Эту аргументацию нельзя автоматически сбрасывать со счётов. Матфей (а в какой-то степени и другие евангелисты) и впрямь бывают несколько пристрастны к вождям той части иудаизма, которая не пошла за Иисусом. Однако не следует забывать, что при кодификации Мишны в начале III века далеко не все предания вошли в нормативный корпус: отсев шёл по многим параметрам, в том числе и по этической зрелости. Иными словами, те учения и мнения более ранних учителей, которые были признаны этически или доктринально несостоятельными, были отброшены. (Вообще не стоит считать, что Иисус и ранние христиане были единственными, кто критиковал фарисеев. В самих же раввинистических текстах есть множество примеров обратному.) По высотам Мишны и Талмуда не стоит априорно судить о том, с чем можно и с чем нельзя было столкнуться в Иерусалиме 20-х годов первого столетия. Возьмём для сравнения такую приблизительную параллель: сколько прискорбных злоупотреблений мы наблюдаем в любой христианской конфессии наших дней! Если взять, к примеру, российское православие (или польское католичество, или американское протестантство) – всегда ли оно соответствует тому, что заповедуют даже официальные церковные документы или каноническое право? Всегда ли можно по поведению и учениям святых и праведников судить о мнениях священников и пасторов? Да и в прошлых веках: отражают ли «Добротолюбие» и святоотеческие труды все мнения клириков первого тысячелетия? Отнюдь. И так в любой конфессии, в любой религии. Вряд ли иудаизм времён Иисуса был исключением. Читая замечательные учения того же Гиллеля, знаменитого фарисея и старшего современника Иисуса, мы должны понимать, что далеко не все фарисеи были как Гиллель.

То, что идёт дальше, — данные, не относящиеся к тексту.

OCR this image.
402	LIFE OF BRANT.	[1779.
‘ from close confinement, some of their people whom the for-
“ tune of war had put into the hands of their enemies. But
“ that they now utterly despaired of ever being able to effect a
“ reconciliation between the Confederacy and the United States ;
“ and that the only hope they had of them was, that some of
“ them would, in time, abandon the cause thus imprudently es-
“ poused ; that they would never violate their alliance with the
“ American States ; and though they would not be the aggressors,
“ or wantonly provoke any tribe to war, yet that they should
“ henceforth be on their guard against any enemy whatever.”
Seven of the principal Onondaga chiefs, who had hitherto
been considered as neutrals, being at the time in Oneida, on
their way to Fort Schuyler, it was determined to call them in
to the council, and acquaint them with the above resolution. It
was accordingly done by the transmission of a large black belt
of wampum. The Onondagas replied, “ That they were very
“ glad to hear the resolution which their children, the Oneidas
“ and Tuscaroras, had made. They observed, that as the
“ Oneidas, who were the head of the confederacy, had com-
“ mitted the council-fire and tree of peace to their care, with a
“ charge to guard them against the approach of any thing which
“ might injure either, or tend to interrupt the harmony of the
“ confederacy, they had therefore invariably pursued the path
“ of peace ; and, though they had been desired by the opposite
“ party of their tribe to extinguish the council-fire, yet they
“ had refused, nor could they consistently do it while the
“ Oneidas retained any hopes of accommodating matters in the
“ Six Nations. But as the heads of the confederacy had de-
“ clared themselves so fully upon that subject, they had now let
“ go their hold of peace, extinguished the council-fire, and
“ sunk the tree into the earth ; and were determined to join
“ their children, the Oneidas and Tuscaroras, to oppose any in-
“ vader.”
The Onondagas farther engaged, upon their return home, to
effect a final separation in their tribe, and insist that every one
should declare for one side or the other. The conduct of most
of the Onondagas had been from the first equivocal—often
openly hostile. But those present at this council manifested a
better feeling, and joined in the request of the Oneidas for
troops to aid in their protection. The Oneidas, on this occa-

Мк 7:1–15 и Мф 23 отражают типичную резкую пророческую критику. Практически все исследователи согласны, что Иоанн Креститель и Иисус были эсхатологическими пророками-обличителями, призывавшими народ Израилев и его элиту к покаянию. Так почему же их смущает наличие в евангельской традиции подобных текстов? Разве не очевидно, что это материалы именно того плана, который мы должны были бы ожидать? Иудаизм и Тору они никоим образом не отменяют и не критикуют, но критикуют лишь – характерным для профетизма образом – уклоны в сторону ритуализма и юридического формализма. Те трагические последствия, которые Мф 23 имело подчас в поздней христианской экзегезе (использование в целях антисемитизма и антииудаизма), не должны закрывать нам глаза на тот факт, что Иисус предстаёт в них наследником пророческой традиции Израиля.